Source RESIP-BCB
Dernière mise à jour:
07/04/2016

DROPERIDOL PANPHARMA 25 mg/ml solution injectable boîte de 10 ampoules de 1 mL

Médicament soumis à prescription médicale

Médicament générique du Droleptan
Classe thérapeutique: Gastro-Entéro-Hépatologie
principes actifs: Dropéridol
laboratoire: Panpharma

Solution injectable IV
Toutes les formes

Précautions d'emploi

Système nerveux central

Le dropéridol peut accroître la dépression du SNC provoquée par d'autres dépresseurs du SNC. Tout patient soumis à une anesthésie et recevant un puissant dépresseur du SNC ou présentant des symptômes de dépression du SNC doit être étroitement surveillé.

L'utilisation concomitante de métoclopramide et d'autres neuroleptiques peut entraîner une augmentation des symptômes extrapyramidaux et doit être évitée (voir rubrique Interactions avec d'autres médicaments et autres formes d'interactions).

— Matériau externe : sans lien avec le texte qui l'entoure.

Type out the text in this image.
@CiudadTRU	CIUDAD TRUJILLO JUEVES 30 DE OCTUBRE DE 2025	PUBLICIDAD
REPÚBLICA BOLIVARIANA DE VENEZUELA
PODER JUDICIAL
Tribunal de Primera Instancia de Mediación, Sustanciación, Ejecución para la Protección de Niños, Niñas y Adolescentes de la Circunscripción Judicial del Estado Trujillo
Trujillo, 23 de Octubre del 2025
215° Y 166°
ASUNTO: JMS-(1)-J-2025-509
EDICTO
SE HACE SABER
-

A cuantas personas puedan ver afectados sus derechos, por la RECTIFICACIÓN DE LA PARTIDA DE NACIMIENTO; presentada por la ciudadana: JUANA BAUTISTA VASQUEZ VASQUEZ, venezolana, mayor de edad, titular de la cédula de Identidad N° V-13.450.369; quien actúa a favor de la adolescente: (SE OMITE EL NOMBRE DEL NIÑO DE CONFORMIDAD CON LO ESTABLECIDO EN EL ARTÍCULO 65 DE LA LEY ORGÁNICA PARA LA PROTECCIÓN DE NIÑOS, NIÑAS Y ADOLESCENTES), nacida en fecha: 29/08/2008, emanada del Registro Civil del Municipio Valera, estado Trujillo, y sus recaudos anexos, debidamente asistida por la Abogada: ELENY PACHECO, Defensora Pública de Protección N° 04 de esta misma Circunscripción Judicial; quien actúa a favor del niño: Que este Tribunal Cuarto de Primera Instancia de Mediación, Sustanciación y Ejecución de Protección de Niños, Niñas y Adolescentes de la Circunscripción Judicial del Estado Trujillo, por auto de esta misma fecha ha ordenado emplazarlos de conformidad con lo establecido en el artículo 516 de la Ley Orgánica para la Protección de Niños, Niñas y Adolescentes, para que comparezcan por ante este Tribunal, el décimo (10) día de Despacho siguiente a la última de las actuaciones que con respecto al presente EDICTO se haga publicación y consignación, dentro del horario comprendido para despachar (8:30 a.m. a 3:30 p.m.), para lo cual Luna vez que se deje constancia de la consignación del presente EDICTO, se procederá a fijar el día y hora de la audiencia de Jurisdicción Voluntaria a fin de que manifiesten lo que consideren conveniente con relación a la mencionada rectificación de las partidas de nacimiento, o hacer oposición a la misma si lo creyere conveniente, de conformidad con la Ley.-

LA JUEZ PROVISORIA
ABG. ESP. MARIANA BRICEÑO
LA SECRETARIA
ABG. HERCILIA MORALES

La prudence s'impose chez les patients souffrant d'épilepsie (ou ayant des antécédents d'épilepsie) ou de pathologies prédisposant à l'épilepsie ou aux convulsions.

Cardiovasculaire

Une hypotension légère à modérée et une tachycardie occasionnelle (réflexe) ont été observées après l'administration de dropéridol. Généralement, ces effets disparaissent spontanément. Toutefois, lorsque l'hypotension persiste, le risque d'hypovolémie doit être pris en compte et un remplissage vasculaire doit être réalisé.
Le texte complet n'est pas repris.